Legislative measures likely to provide relief to the economy and property are pending in Congress and are likely to be implemented before the end of Q3 2020. These include the Corporate Recovery and Tax Incentives for Enterprises Act (CREATE) bill which should clarify ecozone locators’ (including outsourcing firms) lingering concerns on tax and non-tax perks. Other important bills include the Senate version of the Bayanihan To Recover As One Act or Bayanihan 2 which sets aside PHP10 billion (USD200 million) for the ailing hospitality sector, and the small business-focused PHP1.3 trillion (USD26 billion) Accelerated Recovery and Investments Stimulus for the Economy (ARISE) Act which should benefit traditional office tenants.

Office: Landlords and occupiers explore hub-and-spoke model

Colliers encourages landlords to expand their options by offering available office space in non-core locations where tenants can avail themselves of rents about 20% to 30% cheaper than major business districts. This is important especially for companies planning to implement a hub-and-spoke model wherein occupiers reduce the reliance of a single headquarters location for a more dispersed occupancy strategy. This also enables firms to reduce real estate costs by shrinking headquarter location and occupying smaller hubs across Metro Manila. Typically, these would be in lower cost locations and would allow companies to access talent in alternative locations. Colliers believes that this arrangement improves work-life balance of employees and reduces living expenses.

Landlords seeing rising vacancies in their malls should explore the viability of converting these vacant spaces into flexible workspaces. This is crucial given that malls are near residential communities and this arrangement should significantly reduce employees’ commuting time.

Hotel: Innovative use under the new normal

Data from the Philippine Statistics Authority (PSA) showed that spending for accommodation and food services fell by 68% while other services (arts, leisure, entertainment and personal services like wellness and grooming) dropped by 63%. This is likely due to Filipino households skimping on non-essential spending. Colliers projects hotel occupancy to reach only 30% in 2020 due to a substantial drop in foreign arrivals. This is significantly lower than the 72% posted in 2019. Colliers expects average daily rates (ADR) to drop by 30% in 2020 due to lower occupancy.

Colliers encourages hotel operators and developers to highlight compliance with health protocols, innovate services using technology, and consider other leasing models and repurpose facilities into co-living facilities and flexible workspaces.
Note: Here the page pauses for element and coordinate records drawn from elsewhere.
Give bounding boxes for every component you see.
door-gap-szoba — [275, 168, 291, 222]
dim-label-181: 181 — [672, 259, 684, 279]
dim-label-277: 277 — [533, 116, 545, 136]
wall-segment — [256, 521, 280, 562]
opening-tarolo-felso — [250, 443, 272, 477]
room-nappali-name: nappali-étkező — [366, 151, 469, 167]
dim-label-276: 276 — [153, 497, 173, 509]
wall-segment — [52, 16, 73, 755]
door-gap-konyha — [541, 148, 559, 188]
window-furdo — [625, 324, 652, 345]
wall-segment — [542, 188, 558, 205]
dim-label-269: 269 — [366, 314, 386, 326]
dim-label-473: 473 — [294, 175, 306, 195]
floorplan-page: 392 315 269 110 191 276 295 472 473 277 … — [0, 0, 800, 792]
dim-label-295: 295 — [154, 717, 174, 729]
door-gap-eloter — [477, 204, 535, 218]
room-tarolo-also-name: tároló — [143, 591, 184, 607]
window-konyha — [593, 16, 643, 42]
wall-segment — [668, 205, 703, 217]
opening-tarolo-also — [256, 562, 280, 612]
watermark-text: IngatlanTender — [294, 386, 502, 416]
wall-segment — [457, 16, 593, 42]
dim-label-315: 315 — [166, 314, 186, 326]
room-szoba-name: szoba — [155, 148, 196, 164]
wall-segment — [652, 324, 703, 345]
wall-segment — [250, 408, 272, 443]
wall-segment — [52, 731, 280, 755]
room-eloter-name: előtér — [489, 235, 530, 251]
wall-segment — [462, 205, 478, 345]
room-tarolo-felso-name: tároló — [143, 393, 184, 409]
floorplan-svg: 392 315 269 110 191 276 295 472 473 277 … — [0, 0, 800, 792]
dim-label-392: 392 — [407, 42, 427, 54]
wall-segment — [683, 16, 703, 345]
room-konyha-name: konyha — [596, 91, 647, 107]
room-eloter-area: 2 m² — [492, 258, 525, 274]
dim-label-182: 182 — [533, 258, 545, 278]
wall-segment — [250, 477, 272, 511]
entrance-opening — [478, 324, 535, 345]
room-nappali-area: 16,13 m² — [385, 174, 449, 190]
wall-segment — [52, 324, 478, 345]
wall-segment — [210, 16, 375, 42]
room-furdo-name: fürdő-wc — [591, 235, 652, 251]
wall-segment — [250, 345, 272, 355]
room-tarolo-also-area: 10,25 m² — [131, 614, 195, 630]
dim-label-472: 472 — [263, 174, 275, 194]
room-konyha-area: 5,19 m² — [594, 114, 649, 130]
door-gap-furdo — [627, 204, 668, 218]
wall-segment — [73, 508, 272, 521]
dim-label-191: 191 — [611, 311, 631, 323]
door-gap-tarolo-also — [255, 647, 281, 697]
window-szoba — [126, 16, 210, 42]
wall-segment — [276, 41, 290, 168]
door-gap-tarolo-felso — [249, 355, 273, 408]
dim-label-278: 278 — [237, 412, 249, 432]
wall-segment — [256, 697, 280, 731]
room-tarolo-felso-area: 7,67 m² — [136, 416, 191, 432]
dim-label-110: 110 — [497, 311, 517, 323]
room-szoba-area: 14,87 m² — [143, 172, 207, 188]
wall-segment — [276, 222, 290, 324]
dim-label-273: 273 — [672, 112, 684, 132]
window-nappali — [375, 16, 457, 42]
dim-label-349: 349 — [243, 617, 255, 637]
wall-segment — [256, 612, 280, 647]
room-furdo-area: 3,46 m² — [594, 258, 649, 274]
These schemes, however, should comply with the government-mandated physical distancing measures.

Residential: Opportunistic buyers take advantage of low mortgage rates

As of Q1 2020, there were about 44,800 unsold condominium units across Metro Manila, from 47,600 units as of the end of 2019. These are a mix of pre-selling and ready for occupancy (RFO) units.

In our opinion, the impact of the COVID-19 pandemic on the secondary residential market was not yet apparent in Q2 2020. However, the latest economic indicators (economic contraction, lower OFW remittances, record-high unemployment) point to a more precarious condominium market for the remainder of 2020.

Colliers encourages developers to continue extending attractive payment terms to potential clients to prop up demand for the remainder of 2020. In our opinion, this should support the prevailing low interest rates in the market which should anchor residential demand growth starting 2021.

Industrial: Bright spot amid the pandemic

Colliers recommends that developers modernize warehouses to capture the growing demand for e-commerce and firm up partnership with delivery firms to reach more consumers. Mall operators with vacant spaces should also explore converting or repurposing vacant retail spaces into warehouses. This should allow retailers to reach last-mile deliveries.